But Did You Really Read Him, Alexandra?
Alexandra
Styron’s memoir Reading My Father, which I am just now finishing, represents
for me many of the things that I find troubling about the book business these
days. The growth of the confessional memoir, in which the author has little to
bring to the table except something horrific that happened to them, or a
particularly gruesome childhood, has strained the boundaries of what makes a
story worth publishing. It obscures the question of voice, and the
believability of all narration. We now expect “the truth” and the style with
which a story is told is of secondary importance. Obviously, to sell a lot of
books, the object of every publisher, a story must appeal to a lot of people. As
a bookseller, I’ve watched the bestseller list, and, believe me, without Oprah
it has been pretty slim pickings’ (thank you, Oprah, for taking Toni Morrison out
of the back-list doldrums. You are almost forgiven for The Secret). When working
for the big-box stores, there was nothing more depressing in than coming in on
Sunday to “change” the bestseller wall. I would spend the morning moving books from
one slot to another and wondering if any of that dreck would be read in ten years’
time.
So imagine living when literature with
a capital “L” and the bestseller list converged, and the so-called “big-ego” authors—Mailer,
Bellow, Roth--made their livings writing novels,--big novels. This is the
world that our present author grew up in, the world of serious writing, the
kind that takes a lot of hours in a room alone, while family life goes on without
one very important member. Then there is the serious drinking at night, while
the family watches and worries. Most of
the author’s childhood took place while her father was busy writing Sophie’s
Choice, one of my favorite books, and, in my opinion, one of the most important
novels of the mid-20th century. She describes his writing method--by hand on legal pads. The edition I have, that I picked up for free outside of
a used bookstore that was going out of business (yet another curmudgeonly
bookseller whose ability to arrange and talk about books far outweighed his
business acumen) runs to 515 pages. Yet each word, phrase, sentence, chapter,
was crafted by hand. How many crumpled sheets of yellow paper filled the
wastebasket at the end of the day? For the whole last half of Reading My Father,
I wanted to add to every one of Ms. Styron’s sentences “this is the man who
wrote Sophie’s Choice.” Not that artistic achievement is an acceptable excuse
for being a S.O.B., but cut the guy some slack. Every day he worked in a
fictional world where reason and the will to live were a thin facade over the desperate
reality of unbelievable cruelty, madness, and suicide. When, exactly, could he
have been called crazy?
William
Styron didn’t know that Sophie’s Choice would be his last novel. It must have
been sad to see such power wane. Boozing is often involved in a writers’

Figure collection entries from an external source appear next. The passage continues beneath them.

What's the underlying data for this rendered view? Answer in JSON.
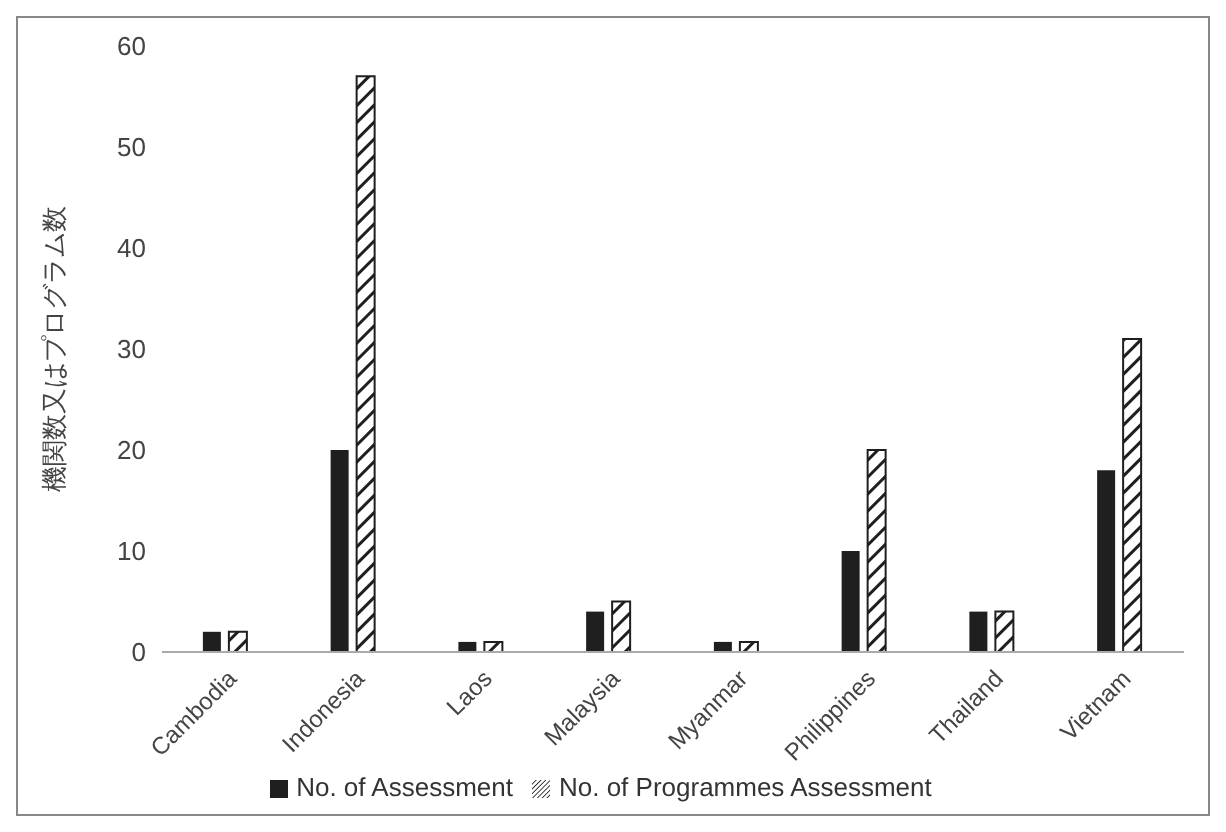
{
  "chart_data": {
    "type": "bar",
    "ylabel": "機関数又はプログラム数",
    "categories": [
      "Cambodia",
      "Indonesia",
      "Laos",
      "Malaysia",
      "Myanmar",
      "Philippines",
      "Thailand",
      "Vietnam"
    ],
    "series": [
      {
        "name": "No. of Assessment",
        "color": "#1f1f1f",
        "values": [
          2,
          20,
          1,
          4,
          1,
          10,
          4,
          18
        ]
      },
      {
        "name": "No. of Programmes Assessment",
        "color": "#1f1f1f",
        "values": [
          2,
          57,
          1,
          5,
          1,
          20,
          4,
          31
        ]
      }
    ],
    "ylim": [
      0,
      60
    ],
    "yticks": [
      0,
      10,
      20,
      30,
      40,
      50,
      60
    ],
    "grid": false,
    "legend": "bottom"
  }
}
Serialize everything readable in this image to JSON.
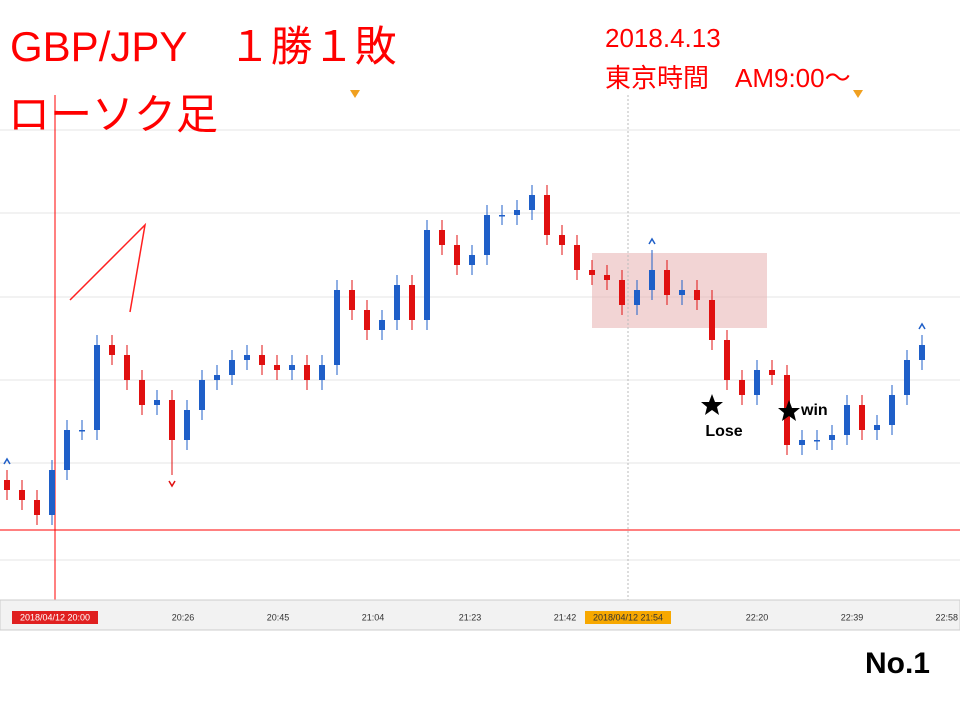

downward spin, such a perfect foil for having spent the day wrestling with the
demons in your head. Now that something, anything is on paper, it’s a great
relief to relax and spend some time socializing with like-minded people, who
are also hard-drinking writers. A few hours’ sleep, some coffee, and then start all over again. Watching this process as a kid couldn’t have been
particularly healthy, and maybe this is her main complaint, that she had to be
responsible for adult problems before her time. This is probably true, but why
whine about it now?
I picked up this book (on
remainder) because of the title. I don’t usually read contemporary memoirs (as
you may have guessed) but the combination of the double entendre and a chance
to add to my literary understanding of Mr. Styron’s work drew me in. But the
thing is she admits to not even read Sophie’s Choice until well past it’s release.
It sounds as if she was more excited about the movie, with its attendant fame and fortune. This is
really not her fault (although you think she would have made the effort
sooner). When I revealed to a group of what I thought were literary compatriots
that the book was written by hand, they started reminiscing about their
favorite scenes from the movie, as if the two were synonymous.
That’s what a good movie does—Meryl Streep is Sophie for many people—but strip away the
beautiful, period costumes, the perfect locations, and one of the greatest cast
ensembles in history and the story still remains in all of its raw power. How
long did it take to write the scene in which Sophie makes her choice—two days, ten? Maybe two months or maybe it was revised over and over again during those long
afternoons all alone with pen and paper (pencil, actually). We’ll never know. I
don’t think it really matters. We have the story whole and perfect, as it was
written. We writers now, with our contests and out MFA programs and our Twitter
accounts, can only hope we get that shot.